Il est des exceptions notables et admirables. Il est même des métiers qui s’améliorent : les cuisiniers, les fleuristes, sans doute d’autres. L'économiste Patrick Artus de Natixis a raison : la mauvaise qualité de la main d’œuvre en France est l’un des facteurs les plus importants expliquant la faiblesse de notre croissance. Mauvaise formation initiale en « compréhension des textes » et en calcul, selon les tests de l’OCDE, l’expliquent au départ. Puis s’ajoutent l’inexistence de l’apprentissage et l’inanité de la formation professionnelle.
François Hollande a déclaré vendredi 3 avril vouloir créer « un compte personnel d’activité » pour favoriser les changements d’emploi de chaque salarié. Soit pour en retrouver un, soit pour changer de métier. Mais il ne créera que du vent s’il ne s’attaque pas de front au scandale de l’éducation et de la formation.

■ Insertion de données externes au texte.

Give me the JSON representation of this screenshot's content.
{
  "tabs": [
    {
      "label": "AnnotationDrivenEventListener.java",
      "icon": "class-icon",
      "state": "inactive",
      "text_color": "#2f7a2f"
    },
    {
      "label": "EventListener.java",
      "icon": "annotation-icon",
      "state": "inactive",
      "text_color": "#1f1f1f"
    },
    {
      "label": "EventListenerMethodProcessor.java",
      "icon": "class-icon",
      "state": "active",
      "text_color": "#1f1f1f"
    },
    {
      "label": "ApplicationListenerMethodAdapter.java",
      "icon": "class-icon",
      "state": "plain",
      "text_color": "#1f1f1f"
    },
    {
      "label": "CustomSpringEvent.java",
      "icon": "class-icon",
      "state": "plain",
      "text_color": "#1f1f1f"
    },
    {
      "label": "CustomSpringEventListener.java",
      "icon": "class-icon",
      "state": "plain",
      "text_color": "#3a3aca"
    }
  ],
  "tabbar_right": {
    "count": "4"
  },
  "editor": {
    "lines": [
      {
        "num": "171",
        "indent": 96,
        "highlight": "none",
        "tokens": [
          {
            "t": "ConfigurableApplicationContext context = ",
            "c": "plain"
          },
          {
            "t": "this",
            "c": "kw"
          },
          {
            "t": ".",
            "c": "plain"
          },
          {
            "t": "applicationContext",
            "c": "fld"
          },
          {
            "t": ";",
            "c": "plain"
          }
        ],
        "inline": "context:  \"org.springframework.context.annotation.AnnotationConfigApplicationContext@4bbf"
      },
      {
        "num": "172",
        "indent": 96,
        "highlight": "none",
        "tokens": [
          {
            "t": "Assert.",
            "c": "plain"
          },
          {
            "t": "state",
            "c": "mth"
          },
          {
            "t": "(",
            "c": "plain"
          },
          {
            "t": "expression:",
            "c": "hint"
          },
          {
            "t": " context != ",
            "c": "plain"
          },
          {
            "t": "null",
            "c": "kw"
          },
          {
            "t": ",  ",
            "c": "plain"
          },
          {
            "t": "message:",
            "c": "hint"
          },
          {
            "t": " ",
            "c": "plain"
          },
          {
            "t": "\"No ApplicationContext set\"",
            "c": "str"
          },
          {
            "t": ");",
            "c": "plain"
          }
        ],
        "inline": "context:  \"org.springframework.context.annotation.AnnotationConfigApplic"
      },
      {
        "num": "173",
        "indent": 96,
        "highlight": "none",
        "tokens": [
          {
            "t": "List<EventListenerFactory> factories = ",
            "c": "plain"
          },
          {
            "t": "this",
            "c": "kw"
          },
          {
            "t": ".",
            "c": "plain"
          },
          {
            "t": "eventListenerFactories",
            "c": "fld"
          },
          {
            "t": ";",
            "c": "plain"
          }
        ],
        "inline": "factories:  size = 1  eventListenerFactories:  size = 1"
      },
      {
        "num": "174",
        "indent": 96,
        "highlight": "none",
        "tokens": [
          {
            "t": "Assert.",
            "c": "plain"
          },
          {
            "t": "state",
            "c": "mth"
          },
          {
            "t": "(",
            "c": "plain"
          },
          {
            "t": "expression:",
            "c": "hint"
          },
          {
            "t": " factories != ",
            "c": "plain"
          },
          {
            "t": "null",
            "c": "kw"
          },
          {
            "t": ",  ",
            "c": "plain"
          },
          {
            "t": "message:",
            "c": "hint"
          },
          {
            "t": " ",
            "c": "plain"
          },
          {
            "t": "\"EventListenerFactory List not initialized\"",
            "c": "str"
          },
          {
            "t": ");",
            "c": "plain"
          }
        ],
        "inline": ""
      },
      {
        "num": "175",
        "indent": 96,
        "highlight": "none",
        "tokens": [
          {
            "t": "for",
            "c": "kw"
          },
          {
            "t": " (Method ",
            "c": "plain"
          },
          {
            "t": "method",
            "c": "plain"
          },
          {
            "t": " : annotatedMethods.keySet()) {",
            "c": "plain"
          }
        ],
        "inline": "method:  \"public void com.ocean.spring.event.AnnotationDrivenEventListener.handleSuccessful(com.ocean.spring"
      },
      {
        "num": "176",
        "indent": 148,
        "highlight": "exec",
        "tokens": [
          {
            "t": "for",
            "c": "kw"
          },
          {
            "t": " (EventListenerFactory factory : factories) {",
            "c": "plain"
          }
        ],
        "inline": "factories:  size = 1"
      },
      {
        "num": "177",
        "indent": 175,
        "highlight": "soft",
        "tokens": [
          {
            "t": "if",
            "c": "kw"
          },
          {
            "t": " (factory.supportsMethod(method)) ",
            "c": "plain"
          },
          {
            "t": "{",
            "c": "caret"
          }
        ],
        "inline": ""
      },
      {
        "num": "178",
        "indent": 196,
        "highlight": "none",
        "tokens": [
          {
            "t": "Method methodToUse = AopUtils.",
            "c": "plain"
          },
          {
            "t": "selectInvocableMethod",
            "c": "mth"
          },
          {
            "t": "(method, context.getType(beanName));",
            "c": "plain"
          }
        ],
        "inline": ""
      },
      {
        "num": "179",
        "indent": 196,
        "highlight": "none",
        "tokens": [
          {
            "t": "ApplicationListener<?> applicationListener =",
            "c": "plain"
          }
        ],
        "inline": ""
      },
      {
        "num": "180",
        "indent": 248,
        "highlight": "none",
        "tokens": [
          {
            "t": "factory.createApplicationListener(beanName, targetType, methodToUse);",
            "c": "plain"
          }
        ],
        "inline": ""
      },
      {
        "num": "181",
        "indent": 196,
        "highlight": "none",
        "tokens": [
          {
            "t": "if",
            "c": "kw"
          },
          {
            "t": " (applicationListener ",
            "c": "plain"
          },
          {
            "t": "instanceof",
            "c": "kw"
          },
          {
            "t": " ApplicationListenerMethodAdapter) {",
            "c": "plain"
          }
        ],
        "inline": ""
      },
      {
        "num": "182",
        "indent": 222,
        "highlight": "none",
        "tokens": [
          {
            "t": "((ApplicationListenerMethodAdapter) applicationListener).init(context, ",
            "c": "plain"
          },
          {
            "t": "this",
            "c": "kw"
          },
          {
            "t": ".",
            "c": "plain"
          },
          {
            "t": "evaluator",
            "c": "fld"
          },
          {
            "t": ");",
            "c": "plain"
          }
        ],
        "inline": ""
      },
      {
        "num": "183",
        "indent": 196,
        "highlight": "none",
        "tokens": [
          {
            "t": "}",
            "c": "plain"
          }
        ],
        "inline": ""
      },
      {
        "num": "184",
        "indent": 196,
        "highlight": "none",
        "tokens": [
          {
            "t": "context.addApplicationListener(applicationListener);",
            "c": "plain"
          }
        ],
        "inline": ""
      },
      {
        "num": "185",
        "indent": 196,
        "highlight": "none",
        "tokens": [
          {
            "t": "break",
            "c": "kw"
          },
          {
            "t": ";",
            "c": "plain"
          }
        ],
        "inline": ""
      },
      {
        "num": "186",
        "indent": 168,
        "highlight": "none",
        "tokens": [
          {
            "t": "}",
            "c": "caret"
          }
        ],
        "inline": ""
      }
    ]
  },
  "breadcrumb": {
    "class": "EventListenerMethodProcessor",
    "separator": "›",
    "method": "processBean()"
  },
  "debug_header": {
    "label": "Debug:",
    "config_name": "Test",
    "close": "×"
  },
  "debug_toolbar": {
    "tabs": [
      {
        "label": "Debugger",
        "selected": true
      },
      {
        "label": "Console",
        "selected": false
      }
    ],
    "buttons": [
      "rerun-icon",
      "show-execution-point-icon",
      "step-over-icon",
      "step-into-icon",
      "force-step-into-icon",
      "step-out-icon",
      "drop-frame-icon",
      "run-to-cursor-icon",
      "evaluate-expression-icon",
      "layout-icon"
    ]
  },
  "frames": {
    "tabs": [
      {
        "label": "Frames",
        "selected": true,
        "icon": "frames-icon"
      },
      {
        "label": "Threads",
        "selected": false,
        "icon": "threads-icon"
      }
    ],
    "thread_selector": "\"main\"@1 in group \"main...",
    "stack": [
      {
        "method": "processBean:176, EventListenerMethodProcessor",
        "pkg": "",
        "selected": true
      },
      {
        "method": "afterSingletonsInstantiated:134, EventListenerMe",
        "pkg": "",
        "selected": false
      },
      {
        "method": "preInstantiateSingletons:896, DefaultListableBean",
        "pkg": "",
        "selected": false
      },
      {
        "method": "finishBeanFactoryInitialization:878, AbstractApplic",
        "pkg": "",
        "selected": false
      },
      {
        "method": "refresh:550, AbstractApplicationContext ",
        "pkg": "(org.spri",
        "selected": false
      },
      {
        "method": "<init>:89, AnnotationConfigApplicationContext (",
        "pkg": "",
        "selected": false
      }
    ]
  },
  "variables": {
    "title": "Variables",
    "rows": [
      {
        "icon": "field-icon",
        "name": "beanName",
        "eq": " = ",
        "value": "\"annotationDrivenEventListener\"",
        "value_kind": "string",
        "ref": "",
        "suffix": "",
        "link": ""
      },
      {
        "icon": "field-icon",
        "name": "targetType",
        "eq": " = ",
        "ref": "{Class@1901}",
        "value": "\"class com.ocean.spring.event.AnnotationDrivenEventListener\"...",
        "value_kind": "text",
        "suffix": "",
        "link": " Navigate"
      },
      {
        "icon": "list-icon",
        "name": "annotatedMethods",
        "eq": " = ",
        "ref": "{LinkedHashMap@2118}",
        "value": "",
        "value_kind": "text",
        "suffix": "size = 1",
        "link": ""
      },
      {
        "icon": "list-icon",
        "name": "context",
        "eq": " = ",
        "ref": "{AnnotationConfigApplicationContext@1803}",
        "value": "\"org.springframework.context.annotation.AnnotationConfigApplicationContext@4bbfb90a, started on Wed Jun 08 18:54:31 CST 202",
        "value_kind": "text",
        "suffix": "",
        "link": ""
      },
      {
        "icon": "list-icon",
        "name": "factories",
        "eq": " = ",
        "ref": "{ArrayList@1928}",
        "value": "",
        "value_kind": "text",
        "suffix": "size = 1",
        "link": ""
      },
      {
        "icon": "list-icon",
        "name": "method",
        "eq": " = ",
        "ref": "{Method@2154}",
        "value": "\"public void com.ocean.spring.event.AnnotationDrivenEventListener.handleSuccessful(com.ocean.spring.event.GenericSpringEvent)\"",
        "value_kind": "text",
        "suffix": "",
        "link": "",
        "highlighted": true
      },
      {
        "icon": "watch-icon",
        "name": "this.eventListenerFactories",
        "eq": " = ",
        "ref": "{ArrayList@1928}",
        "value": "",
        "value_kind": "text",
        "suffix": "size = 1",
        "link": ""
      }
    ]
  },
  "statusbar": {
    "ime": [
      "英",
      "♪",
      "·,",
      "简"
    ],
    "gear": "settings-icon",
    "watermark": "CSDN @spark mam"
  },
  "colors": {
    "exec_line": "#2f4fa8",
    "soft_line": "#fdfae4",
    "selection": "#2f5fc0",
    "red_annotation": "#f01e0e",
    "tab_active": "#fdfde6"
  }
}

Les entreprises sont aussi responsables. D’abord elles sont aveugles. Dites à un PDG de grand groupe que ses troupes sont peu motivées, que le découragement est massif à partir de N+3, voire que beaucoup pratiquent le tire au flan, il vous regarde comme un martien. Il ignore de quoi vous parlez puisque son DRH qui ne surveille en réalité que les « cadres à haut potentiel », le bombarde de sondages et d’études internes payées à de gras organismes qui prouvent que tout va bien. Le moral de la troupe est au beau fixe, patron ! La vérité est toute autre. Le soin au travail est devenu rare, la règle est d’obéir, de cocher les cases du tableau Excel qu’on doit remplir, les plus malins songent à se faire repérer par deux petites initiatives annuelles, la majorité pense aux RTT. Le boite vous récompense mal, on n’y est que mercenaire. L’esprit maison est depuis belle lurette envolé.
A la défaillance publique à bien organiser l’Etat, répond le mis-management privé à savoir profiter de toutes les intelligences. L’embouteillage énervant de la Concorde n’est que à la fois le motif et l’illustration d’un découragement général à bien œuvrer, avec soin, avec l'amour du travail bien fait. Il y aurait besoin d’une réorganisation générale pour redonner à chacun et la liberté et la responsabilité dans son travail, la formation et la gratification. Réapprendre à tous que faire un beau travail rend fier de soi, il n’est de meilleure joie.